ひょっとするとこのまま寝て起きたらまた屋敷に居るんじゃないかと思い始め、ベッドに入り目を閉じる。


「起きなさい!」


 淡い夢すら見る間もなく朝を迎えた。そして優しい婆やとメイドではなく厳しいメイドに叩き起こされる。


「うう……現実が辛い」

「何も辛い状態になってないでしょ? まだ。何処までお坊ちゃまなのよアンタ」


 気持ち良く起きれなかった初めての朝を迎えたが、ギルドの外にある水汲み場で桶に水を入れて顔を洗いスッキリして大分マシになった。全てが用意された生活の有難さが身に染みる。


着替えなども無く風呂も入らずに居るので何だか落ち着かない。こんなのパルヴァに言えば馬鹿にされるに決まってるから黙っておくけど。


「おはよう、よく眠れたかしら」

「特段良くも悪くも無いわね」


「お、おはようございます」

「こっちはホームシック」


 ホームシックって何だ? と思ったがどうせ碌なものじゃないのはニヤついた顔から分かるので聞かない。

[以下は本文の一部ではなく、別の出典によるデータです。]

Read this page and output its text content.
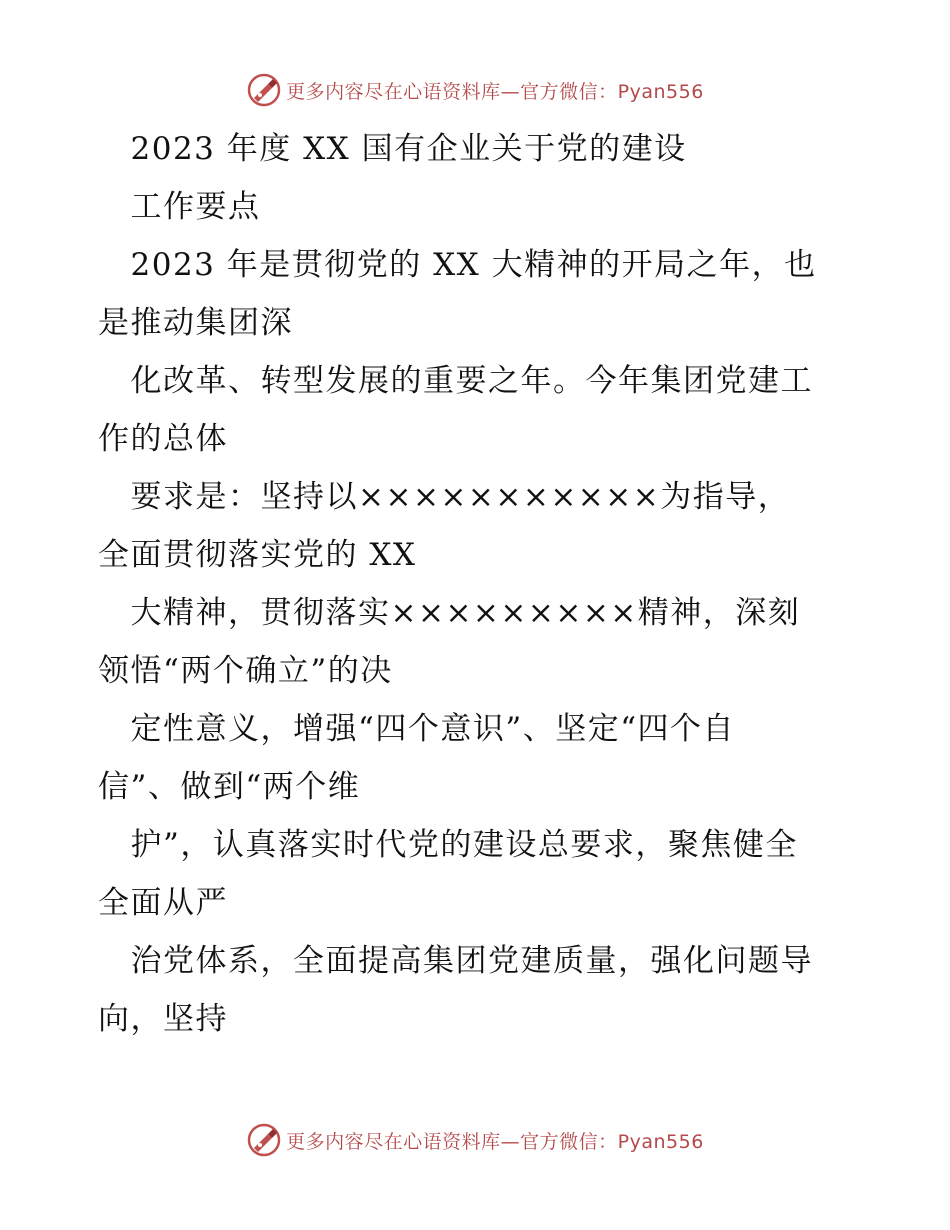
更多内容尽在心语资料库—官方微信：Pyan556

　2023 年度 XX 国有企业关于党的建设

　工作要点

　2023 年是贯彻党的 XX 大精神的开局之年，也

是推动集团深

　化改革、转型发展的重要之年。今年集团党建工

作的总体

　要求是：坚持以×××××××××××为指导，

全面贯彻落实党的 XX

　大精神，贯彻落实×××××××××精神，深刻

领悟“两个确立”的决

　定性意义，增强“四个意识”、坚定“四个自

信”、做到“两个维

　护”，认真落实时代党的建设总要求，聚焦健全

全面从严

　治党体系，全面提高集团党建质量，强化问题导

向，坚持

更多内容尽在心语资料库—官方微信：Pyan556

早速ミレーユさんから依頼を貰い朝食後依頼を果たすべく現地へ向かう。昨日と同じように俺が敵を集めてパルヴァが倒すっていうパターンで暫くの間依頼をこなしていく日々が続く。


「クニウス、実は貴方御指名の緊急依頼があるんだけど」


 一週間、走り回って過ごしてた次の日の朝、いつも通りカウンターに行くと、ミレーユさんからそう切り出された。緊急依頼とは何だろうと言う顔をしてパルヴァに視線を向けると、盛大に溜息を吐かれる。


「ミレーユ、拒否権なんて有って無いようなものだから先に勧めて頂戴」

「そうね、でも一応強制じゃないのよ。ただ緊急依頼なんて滅多に無いし、受ければ報酬その他も多いし」


「指名で緊急依頼なんて珍しいにも程があるわ。断れば目を付けられる可能性が高い」

「邪推しないでパルヴァ。この一週間の貴方達の働き振りを見てのものだから」


 怪しむ顔をして耳打ちしてきたパルヴァに震えた俺を見て、食い気味に否定して来たミレーユさん。今の俺たちを貶めて得をするなんて無いだろうから大丈夫だとは思うんだけど、少し不安になる。

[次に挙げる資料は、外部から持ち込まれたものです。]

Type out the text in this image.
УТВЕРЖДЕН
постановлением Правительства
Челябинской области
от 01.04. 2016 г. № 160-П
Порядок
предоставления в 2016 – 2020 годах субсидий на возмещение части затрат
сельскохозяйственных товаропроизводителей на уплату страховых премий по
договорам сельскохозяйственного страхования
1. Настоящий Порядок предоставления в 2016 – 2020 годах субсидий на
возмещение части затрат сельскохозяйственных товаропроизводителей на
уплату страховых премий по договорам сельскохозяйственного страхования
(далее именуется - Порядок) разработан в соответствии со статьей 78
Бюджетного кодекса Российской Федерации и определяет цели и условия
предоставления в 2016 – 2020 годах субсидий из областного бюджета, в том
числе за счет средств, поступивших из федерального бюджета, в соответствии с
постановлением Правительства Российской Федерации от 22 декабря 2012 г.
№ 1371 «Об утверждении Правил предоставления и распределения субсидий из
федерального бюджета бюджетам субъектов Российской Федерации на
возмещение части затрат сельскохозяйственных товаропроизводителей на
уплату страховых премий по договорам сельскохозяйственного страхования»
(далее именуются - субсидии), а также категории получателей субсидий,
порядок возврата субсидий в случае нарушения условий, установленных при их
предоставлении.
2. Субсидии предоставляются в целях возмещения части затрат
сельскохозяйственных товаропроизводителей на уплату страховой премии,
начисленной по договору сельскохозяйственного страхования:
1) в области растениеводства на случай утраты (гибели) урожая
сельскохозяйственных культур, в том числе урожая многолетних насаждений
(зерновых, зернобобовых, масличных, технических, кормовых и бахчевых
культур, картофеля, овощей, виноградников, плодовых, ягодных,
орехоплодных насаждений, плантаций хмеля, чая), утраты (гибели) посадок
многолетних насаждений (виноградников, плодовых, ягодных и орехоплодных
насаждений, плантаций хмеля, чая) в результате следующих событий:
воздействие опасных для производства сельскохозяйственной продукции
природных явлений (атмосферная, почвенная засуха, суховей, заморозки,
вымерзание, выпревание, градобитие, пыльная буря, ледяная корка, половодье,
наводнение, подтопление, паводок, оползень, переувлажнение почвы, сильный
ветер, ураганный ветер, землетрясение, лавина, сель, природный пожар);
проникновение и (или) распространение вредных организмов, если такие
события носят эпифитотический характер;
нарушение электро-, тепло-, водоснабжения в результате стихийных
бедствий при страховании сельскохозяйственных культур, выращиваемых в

「い、いやぁパルヴァは兎も角俺は走ってるだけだから」

「パルヴァは恥ずかしがり屋だから言わないけど、貴方の運動量と能力は凄いわよ? これで魔法が使えたら文句無く上のランクに直ぐ行けるくらいには」


 パルヴァに視線を向けるとそっぽを向いていた。少し嬉しかったが、この世界では所詮魔法が全て。ミレーユさんが言う様に魔法で増強すればあっという間に俺を抜く奴なんて五万といるだろうし、そう考えるとパルヴァじゃないけど邪推したくなってしまう。


「それで俺御指名の緊急依頼って?」

「昨晩大雨が降ったのは知ってる?」


「ご主人様は爆睡してましたから知らないでしょうが、凄かったんですよ? 雨音と雷の音が」


 ミレーユさんの問いに首を傾げていると、呆れた顔をしてパルヴァが説明してくれてミレーユさんも頷く。どうやらその影響で山が一部崩れて落石が起き、道が塞がれたようだ。

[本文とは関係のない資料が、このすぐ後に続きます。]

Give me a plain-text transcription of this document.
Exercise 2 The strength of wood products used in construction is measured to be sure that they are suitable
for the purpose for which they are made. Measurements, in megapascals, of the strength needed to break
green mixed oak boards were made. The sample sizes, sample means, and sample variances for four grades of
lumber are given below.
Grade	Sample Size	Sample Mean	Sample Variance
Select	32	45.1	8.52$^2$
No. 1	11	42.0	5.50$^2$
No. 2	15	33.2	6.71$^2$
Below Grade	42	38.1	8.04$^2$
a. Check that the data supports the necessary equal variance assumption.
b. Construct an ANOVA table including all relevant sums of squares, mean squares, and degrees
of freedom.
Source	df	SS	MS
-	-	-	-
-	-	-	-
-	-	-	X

「今丁度南部の開発に強化系の魔法使いたちは出払ってて」

「そこでご主人様に白羽の矢が立ったわけか……報酬は?」


「銀百」

「乗ったわ」


 食い気味に了承するパルヴァ。まぁ俺としても生活費を考えれば受けざるを得ない。今まではメインがパルヴァだったから自分で稼いだって気がしなかったけど、この依頼を完遂すれば初めて自分で稼いだと思える気がした。